Synthesis of clay‐armored coatable sulfonated polyimide nanocomposites as robust polyelectrolyte membranes

Herein, coatable sulfonated polyimide (SPI) and clay‐reinforced SPI membranes SPI‐clay 3%, SPI‐clay 5%, and SPI‐clay 7% were successfully fabricated by one‐step high temperature via direct imidization method. The membranes were cast as a coatable thin film using a solution casting method and grafted vermiculite clay nanoparticle were incorporated into the neat SPI as reinforcement by the sonication method. Three different formulated nanocomposite membranes were investigated using different characterization techniques such as Fourier transform infrared spectroscopy as peaks at 1166 and 1227 cm−1 confirmed successful sulfonation. In Proton (1H) NMR synthesis of SPI confirmed as aromatic proton at 7.3–8.8 ppm depicts successful sulfonation and X‐ray diffraction results confirmed the crystalline structure of clay, as its content increased (7%) clear diffraction peak arises at 6 and 25°. Scanning electron microscopy (SEM) provides information about surface morphology of clay reinforced SPI membranes, and SEM micrographs shown uniform dispersion of clay nanofillers and developed easy transfer of electron.
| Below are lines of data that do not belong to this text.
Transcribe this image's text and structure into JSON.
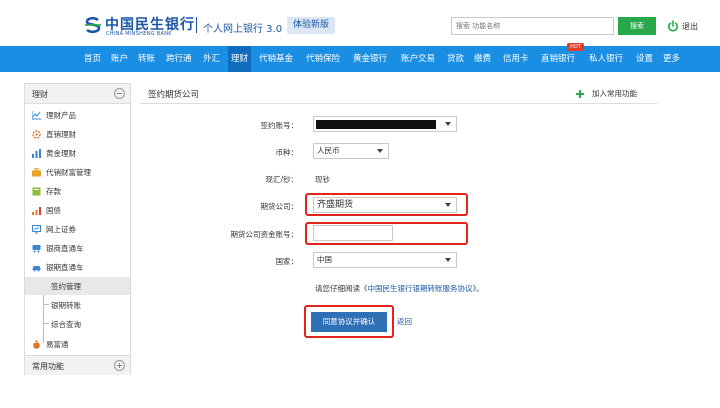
{
  "header": {
    "brand_cn": "中国民生银行",
    "brand_en": "CHINA MINSHENG BANK",
    "product": "个人网上银行 3.0",
    "trial": "体验新版",
    "search_placeholder": "搜索 功能名称",
    "search_button": "搜索",
    "logout": "退出"
  },
  "nav": {
    "items": [
      "首页",
      "账户",
      "转账",
      "跨行通",
      "外汇",
      "理财",
      "代销基金",
      "代销保险",
      "黄金银行",
      "账户交易",
      "贷款",
      "缴费",
      "信用卡",
      "直销银行",
      "私人银行",
      "设置",
      "更多"
    ],
    "active": "理财",
    "hot": "HOT"
  },
  "sidebar": {
    "title": "理财",
    "items": [
      "理财产品",
      "直销理财",
      "黄金理财",
      "代销财富管理",
      "存款",
      "国债",
      "网上证券",
      "银商直通车",
      "银期直通车"
    ],
    "sub_items": [
      "签约管理",
      "银期转账",
      "综合查询"
    ],
    "selected_sub": "签约管理",
    "extra_item": "易富通",
    "footer": "常用功能"
  },
  "panel": {
    "title": "签约期货公司",
    "add_common": "加入常用功能"
  },
  "form": {
    "account_label": "签约账号：",
    "currency_label": "币种：",
    "currency_value": "人民币",
    "cash_label": "现汇/钞：",
    "cash_value": "现钞",
    "company_label": "期货公司：",
    "company_value": "齐盛期货",
    "fund_account_label": "期货公司资金账号：",
    "fund_account_value": "",
    "country_label": "国家：",
    "country_value": "中国",
    "agreement_prefix": "请您仔细阅读",
    "agreement_link": "《中国民生银行银期转账服务协议》",
    "agreement_suffix": "。",
    "confirm": "同意协议并确认",
    "back": "返回"
  },
  "colors": {
    "nav_blue": "#1a8ee2",
    "brand_blue": "#1b57a6",
    "search_green": "#29a84a",
    "highlight_red": "#e1251b",
    "button_blue": "#2f6fb4"
  }
}
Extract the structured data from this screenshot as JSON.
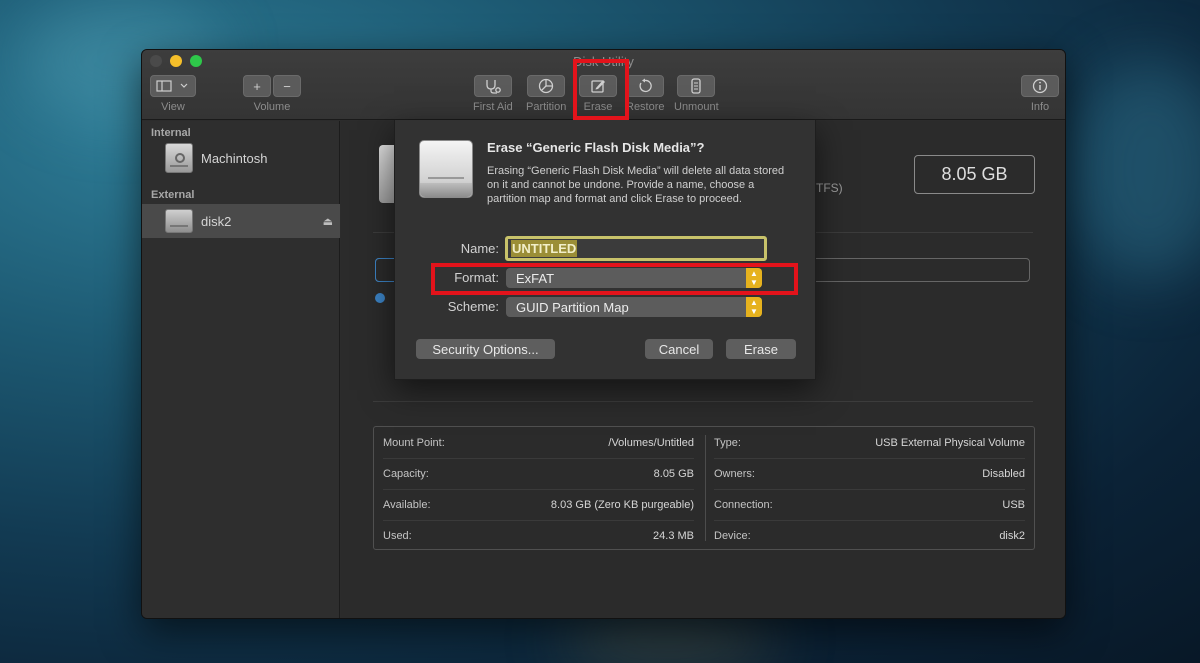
{
  "window": {
    "title": "Disk Utility"
  },
  "toolbar": {
    "view_label": "View",
    "volume_label": "Volume",
    "volume_add": "+",
    "volume_remove": "−",
    "first_aid_label": "First Aid",
    "partition_label": "Partition",
    "erase_label": "Erase",
    "restore_label": "Restore",
    "unmount_label": "Unmount",
    "info_label": "Info"
  },
  "sidebar": {
    "internal_header": "Internal",
    "external_header": "External",
    "items": [
      {
        "label": "Machintosh",
        "section": "Internal"
      },
      {
        "label": "disk2",
        "section": "External",
        "selected": true
      }
    ]
  },
  "main": {
    "format_suffix": "TFS)",
    "capacity_box": "8.05 GB",
    "info": {
      "left": [
        {
          "key": "Mount Point:",
          "value": "/Volumes/Untitled"
        },
        {
          "key": "Capacity:",
          "value": "8.05 GB"
        },
        {
          "key": "Available:",
          "value": "8.03 GB (Zero KB purgeable)"
        },
        {
          "key": "Used:",
          "value": "24.3 MB"
        }
      ],
      "right": [
        {
          "key": "Type:",
          "value": "USB External Physical Volume"
        },
        {
          "key": "Owners:",
          "value": "Disabled"
        },
        {
          "key": "Connection:",
          "value": "USB"
        },
        {
          "key": "Device:",
          "value": "disk2"
        }
      ]
    }
  },
  "erase_sheet": {
    "title": "Erase “Generic Flash Disk Media”?",
    "message": "Erasing “Generic Flash Disk Media” will delete all data stored on it and cannot be undone. Provide a name, choose a partition map and format and click Erase to proceed.",
    "name_label": "Name:",
    "name_value": "UNTITLED",
    "format_label": "Format:",
    "format_value": "ExFAT",
    "scheme_label": "Scheme:",
    "scheme_value": "GUID Partition Map",
    "security_button": "Security Options...",
    "cancel_button": "Cancel",
    "erase_button": "Erase"
  },
  "icons": {
    "view": "sidebar-toggle-icon",
    "first_aid": "stethoscope-icon",
    "partition": "pie-chart-icon",
    "erase": "erase-icon",
    "restore": "restore-icon",
    "unmount": "unmount-icon",
    "info": "info-icon",
    "eject": "eject-icon"
  },
  "colors": {
    "annotation_highlight": "#e3131b",
    "popup_chevron": "#e6b21e",
    "name_focus": "#c8c26a"
  }
}
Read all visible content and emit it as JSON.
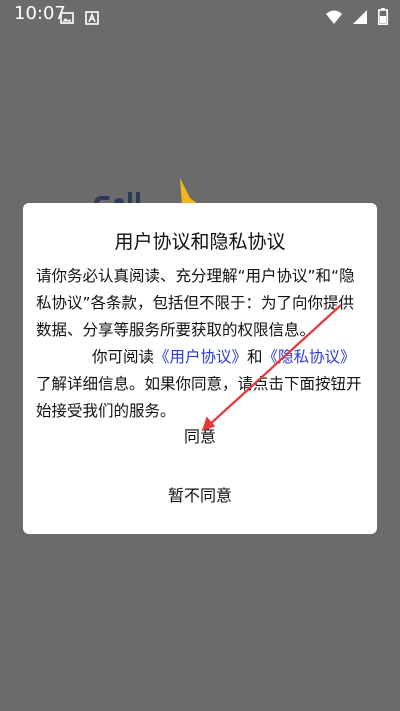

Thermogravimetric analysis was performed to investigate the thermal stability of synthesized films, results of thermographs shown degradation in the range of 510–600°C. Different physicochemical parameters employed and their results show the effectiveness of synthesized clay reinforced SPI membranes. Water uptake (WU%) about 0.96%, hydrolytic about 98 h and oxidative stability up to 80°C, ions exchange capacity about 3.16 mmol/g for synthesized clay reinforced SPI membranes. Measurement regarding Dimensional changes was also investigated and dimensional changes (1.557 ∆t/∆l). All these results reveal that the clay‐reinforced coatable SPI membranes are a promising material for polymer electrolyte membranes to be used in fuel cell energy applications.